Shakshuka
Rich tomato sauce with perfectly cooked eggs.
Prep Time5 minutes mins
Cook Time20 minutes mins
Total Time25 minutes mins
Course: Main Course
Cuisine: Mediterranean
Keyword: eggs, rich tomato sauce, shakshuka
Servings: 2 people
Calories: 250kcal
- 1 Red Bell Pepper, chopped
- 1 Onion, chopped
- 4 Garlic cloves, minced
- 1 can Tomato sauce (400ml)
- 1 cup Eater (240ml)
- 1 Tablespoon Extra-virgin Olive oil
- 1 teaspoon Cumin
- 1 teaspoon Paprika
- 1 teaspoon Garlic Powder
- 1 teaspoon Sugar
- 1 teaspoon Dried basil
- ½ teaspoon Baking soda (to remove the acidic of the tomato sauce)
- ½ teaspoon Salt
- ½ teaspoon Black pepper
Add the olive oil and onion into a pan on medium-high heat. Cook for around 3 minutes, add the bell pepper and cook for another 3 minutes. Lastly, add the minced garlic and cook it for an additional 1 minute.

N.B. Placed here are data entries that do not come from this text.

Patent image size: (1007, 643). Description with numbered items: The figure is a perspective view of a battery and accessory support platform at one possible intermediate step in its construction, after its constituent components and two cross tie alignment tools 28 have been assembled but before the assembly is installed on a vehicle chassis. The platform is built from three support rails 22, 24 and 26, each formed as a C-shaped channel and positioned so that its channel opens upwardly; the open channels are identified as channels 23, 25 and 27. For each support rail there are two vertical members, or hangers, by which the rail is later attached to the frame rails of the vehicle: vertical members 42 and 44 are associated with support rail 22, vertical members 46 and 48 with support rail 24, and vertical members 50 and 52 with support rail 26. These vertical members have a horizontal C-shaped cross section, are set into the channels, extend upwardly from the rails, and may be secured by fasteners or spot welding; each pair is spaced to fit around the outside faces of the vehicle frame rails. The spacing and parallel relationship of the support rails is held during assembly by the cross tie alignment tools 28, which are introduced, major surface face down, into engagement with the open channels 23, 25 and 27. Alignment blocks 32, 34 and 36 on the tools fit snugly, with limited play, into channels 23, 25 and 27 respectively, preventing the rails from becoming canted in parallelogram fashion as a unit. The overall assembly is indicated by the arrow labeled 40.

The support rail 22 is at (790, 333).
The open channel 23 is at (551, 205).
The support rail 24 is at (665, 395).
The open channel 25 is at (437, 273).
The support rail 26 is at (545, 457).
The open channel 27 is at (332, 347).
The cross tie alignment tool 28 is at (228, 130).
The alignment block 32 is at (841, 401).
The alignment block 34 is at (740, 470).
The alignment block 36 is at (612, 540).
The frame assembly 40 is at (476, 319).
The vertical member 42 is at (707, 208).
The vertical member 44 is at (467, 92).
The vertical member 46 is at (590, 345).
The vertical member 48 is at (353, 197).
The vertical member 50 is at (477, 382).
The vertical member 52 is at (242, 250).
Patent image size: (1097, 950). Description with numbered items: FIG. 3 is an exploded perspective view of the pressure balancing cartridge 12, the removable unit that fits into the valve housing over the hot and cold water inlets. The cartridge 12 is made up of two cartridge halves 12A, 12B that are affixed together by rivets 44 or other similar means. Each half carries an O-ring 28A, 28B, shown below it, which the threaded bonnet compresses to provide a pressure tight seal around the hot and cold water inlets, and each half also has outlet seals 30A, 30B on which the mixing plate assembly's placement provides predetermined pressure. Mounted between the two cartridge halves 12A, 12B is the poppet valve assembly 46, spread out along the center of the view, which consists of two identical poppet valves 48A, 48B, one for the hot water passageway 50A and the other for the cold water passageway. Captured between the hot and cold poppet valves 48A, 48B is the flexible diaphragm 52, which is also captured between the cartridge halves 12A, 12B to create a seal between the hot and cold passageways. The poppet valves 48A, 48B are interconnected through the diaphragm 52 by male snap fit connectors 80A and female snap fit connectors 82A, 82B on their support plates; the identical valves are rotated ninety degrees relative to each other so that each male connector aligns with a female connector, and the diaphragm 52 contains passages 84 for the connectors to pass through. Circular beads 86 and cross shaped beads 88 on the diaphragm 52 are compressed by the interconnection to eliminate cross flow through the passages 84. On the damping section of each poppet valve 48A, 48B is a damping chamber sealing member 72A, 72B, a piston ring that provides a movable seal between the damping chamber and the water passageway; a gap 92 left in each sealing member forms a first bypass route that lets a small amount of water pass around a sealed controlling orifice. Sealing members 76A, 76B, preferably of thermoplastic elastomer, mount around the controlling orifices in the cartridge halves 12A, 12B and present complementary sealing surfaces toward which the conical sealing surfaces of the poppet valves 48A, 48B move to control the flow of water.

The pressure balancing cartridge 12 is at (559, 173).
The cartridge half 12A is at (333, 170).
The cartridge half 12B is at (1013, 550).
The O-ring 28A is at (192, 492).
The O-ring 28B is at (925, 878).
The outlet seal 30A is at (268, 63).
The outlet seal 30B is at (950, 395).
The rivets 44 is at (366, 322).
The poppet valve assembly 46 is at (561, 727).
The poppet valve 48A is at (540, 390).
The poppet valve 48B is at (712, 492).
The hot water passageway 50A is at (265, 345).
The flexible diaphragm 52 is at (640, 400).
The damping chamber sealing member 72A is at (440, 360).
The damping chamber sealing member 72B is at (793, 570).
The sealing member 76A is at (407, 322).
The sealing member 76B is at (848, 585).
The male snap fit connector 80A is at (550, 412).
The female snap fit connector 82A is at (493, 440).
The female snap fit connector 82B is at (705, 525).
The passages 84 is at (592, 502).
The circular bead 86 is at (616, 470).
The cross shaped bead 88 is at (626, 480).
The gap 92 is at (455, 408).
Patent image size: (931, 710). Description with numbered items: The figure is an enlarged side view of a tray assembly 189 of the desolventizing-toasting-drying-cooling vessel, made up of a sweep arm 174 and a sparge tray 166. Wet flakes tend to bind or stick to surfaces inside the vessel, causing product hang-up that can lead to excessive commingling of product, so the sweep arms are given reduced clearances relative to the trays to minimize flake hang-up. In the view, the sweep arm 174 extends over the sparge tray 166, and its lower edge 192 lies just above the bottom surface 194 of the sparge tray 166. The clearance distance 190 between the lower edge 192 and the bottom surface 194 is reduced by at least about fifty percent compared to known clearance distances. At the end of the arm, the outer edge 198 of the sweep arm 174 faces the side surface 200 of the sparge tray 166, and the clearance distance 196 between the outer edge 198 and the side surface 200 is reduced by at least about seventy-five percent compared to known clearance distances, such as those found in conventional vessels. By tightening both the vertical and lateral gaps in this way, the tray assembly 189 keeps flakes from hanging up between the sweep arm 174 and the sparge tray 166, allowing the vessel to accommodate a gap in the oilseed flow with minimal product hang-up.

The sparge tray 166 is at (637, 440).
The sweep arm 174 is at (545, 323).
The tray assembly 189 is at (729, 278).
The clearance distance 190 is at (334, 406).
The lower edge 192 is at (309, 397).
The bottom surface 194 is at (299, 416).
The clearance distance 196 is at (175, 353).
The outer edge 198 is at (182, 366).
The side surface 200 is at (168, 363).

Add the can of tomatoes, the water and all the spices (except the baking soda). Mix it well. Let it simmer for 15 minutes on low heat and the lid on.
Adjust the salt and pepper as you like and mix it well. If the sauce is still a bit acidic, add the half teaspoon of baking soda. Mix it well and let it cook for another 2 minutes.
Make small holes into the sauce for the eggs and crack each egg on its individual hole.
Close the pan with a lid and let it cook for 4 minutes on medium-low heat.
Serve it immediately with a side of roasted potatoes and tabbouleh salad.